According to BBC News, a cross-site scripting (XSS) flaw on the eBay website saw a spoof site set up to look like the online marketplace’s welcome page, complete with a login section.
A spokesman for eBay played down the scope of the attack, telling BBC News that the report relates only to a ‘single item listing’ on eBay.co.uk whereby the user has included a link which redirects users away from the listing page. He said: “We take the safety of our marketplace very seriously and are removing the listing as it is in violation of our policy on third-party links.”
The BBC said that it identified three listings which had been posted by the same account involved. At least two of them produced the same redirect behaviour.
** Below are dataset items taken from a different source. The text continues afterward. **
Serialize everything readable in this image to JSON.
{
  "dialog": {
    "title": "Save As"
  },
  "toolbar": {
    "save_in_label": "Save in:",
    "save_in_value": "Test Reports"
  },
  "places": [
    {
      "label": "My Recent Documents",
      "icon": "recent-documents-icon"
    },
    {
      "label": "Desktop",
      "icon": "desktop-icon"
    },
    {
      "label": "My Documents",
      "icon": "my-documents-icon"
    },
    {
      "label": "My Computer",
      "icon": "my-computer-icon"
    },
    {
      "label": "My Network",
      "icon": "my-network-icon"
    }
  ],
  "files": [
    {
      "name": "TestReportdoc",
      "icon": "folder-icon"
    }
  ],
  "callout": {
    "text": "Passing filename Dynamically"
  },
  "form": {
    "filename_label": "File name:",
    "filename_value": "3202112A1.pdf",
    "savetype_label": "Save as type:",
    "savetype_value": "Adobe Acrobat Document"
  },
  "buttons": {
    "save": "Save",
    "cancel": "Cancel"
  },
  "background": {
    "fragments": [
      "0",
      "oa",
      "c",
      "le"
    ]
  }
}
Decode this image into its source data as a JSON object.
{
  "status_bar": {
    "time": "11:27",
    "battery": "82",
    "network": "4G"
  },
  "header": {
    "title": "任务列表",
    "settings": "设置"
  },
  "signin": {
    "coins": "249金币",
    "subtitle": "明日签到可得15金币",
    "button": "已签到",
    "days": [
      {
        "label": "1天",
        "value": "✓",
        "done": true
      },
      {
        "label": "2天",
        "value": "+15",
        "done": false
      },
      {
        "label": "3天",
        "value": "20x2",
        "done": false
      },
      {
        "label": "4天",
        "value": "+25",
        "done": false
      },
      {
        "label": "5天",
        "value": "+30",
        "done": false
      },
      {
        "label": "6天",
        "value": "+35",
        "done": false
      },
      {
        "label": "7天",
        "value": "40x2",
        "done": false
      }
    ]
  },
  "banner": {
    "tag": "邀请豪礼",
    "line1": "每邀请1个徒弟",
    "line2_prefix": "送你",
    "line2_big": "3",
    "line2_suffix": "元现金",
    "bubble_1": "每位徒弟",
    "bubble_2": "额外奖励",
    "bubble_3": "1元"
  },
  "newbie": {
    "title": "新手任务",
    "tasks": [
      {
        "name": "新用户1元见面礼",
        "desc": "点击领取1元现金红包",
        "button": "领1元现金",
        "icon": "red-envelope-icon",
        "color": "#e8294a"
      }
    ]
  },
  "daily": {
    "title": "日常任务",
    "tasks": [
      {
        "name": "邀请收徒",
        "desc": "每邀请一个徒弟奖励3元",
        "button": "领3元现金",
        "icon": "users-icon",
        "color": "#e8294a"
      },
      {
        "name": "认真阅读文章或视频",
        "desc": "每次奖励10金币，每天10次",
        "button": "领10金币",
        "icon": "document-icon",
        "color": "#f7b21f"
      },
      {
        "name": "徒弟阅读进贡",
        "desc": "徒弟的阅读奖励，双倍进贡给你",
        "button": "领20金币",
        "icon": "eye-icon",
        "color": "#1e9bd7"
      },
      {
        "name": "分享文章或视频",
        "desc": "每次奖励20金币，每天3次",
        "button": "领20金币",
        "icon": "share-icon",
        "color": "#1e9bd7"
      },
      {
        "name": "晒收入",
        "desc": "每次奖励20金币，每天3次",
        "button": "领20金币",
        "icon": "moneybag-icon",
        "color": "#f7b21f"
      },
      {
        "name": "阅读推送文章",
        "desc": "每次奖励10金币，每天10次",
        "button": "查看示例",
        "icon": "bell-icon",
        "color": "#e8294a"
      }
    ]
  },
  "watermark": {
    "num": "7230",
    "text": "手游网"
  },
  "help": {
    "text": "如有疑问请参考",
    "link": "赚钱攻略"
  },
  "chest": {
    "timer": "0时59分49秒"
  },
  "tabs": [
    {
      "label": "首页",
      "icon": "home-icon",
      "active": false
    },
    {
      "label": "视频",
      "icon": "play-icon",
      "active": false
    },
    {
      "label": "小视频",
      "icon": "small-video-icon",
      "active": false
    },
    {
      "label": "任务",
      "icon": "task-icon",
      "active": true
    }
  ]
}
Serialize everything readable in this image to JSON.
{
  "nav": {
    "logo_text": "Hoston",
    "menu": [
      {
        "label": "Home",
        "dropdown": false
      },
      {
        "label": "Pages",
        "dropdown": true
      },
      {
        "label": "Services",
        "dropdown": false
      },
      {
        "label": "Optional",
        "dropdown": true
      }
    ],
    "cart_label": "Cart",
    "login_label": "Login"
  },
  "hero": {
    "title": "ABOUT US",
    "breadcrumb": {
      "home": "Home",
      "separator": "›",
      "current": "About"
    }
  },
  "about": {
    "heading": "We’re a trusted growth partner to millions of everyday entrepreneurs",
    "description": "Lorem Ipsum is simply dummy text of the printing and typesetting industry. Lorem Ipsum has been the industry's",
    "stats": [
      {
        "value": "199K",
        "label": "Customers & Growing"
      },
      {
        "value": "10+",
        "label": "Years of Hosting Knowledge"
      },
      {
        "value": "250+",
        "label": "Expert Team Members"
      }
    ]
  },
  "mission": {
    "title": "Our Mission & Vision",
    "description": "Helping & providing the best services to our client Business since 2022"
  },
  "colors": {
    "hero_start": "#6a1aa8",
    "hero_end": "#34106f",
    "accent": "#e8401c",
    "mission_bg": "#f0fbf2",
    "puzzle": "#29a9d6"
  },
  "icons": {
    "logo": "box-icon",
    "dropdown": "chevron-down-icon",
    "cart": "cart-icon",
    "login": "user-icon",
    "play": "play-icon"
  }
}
The third was removed by eBay, along with the other two, before it could be checked.
Chris Oakley, principal security consultant at Nettitude, said: “XSS has been a known attack vector for many years. The impact of such an attack can be wide and varied; it is possible to leverage a cross-site scripting flaw to deliver malware to an unsuspecting victim or, as appears to be the case here, to redirect users to malicious sites designed to capture their credentials.
“eBay appears to have been vulnerable to a variant of XSS that allowed malicious code to be delivered to its users without any interaction between the attacker and the victim required, which is arguably the most severe form of this vulnerability.”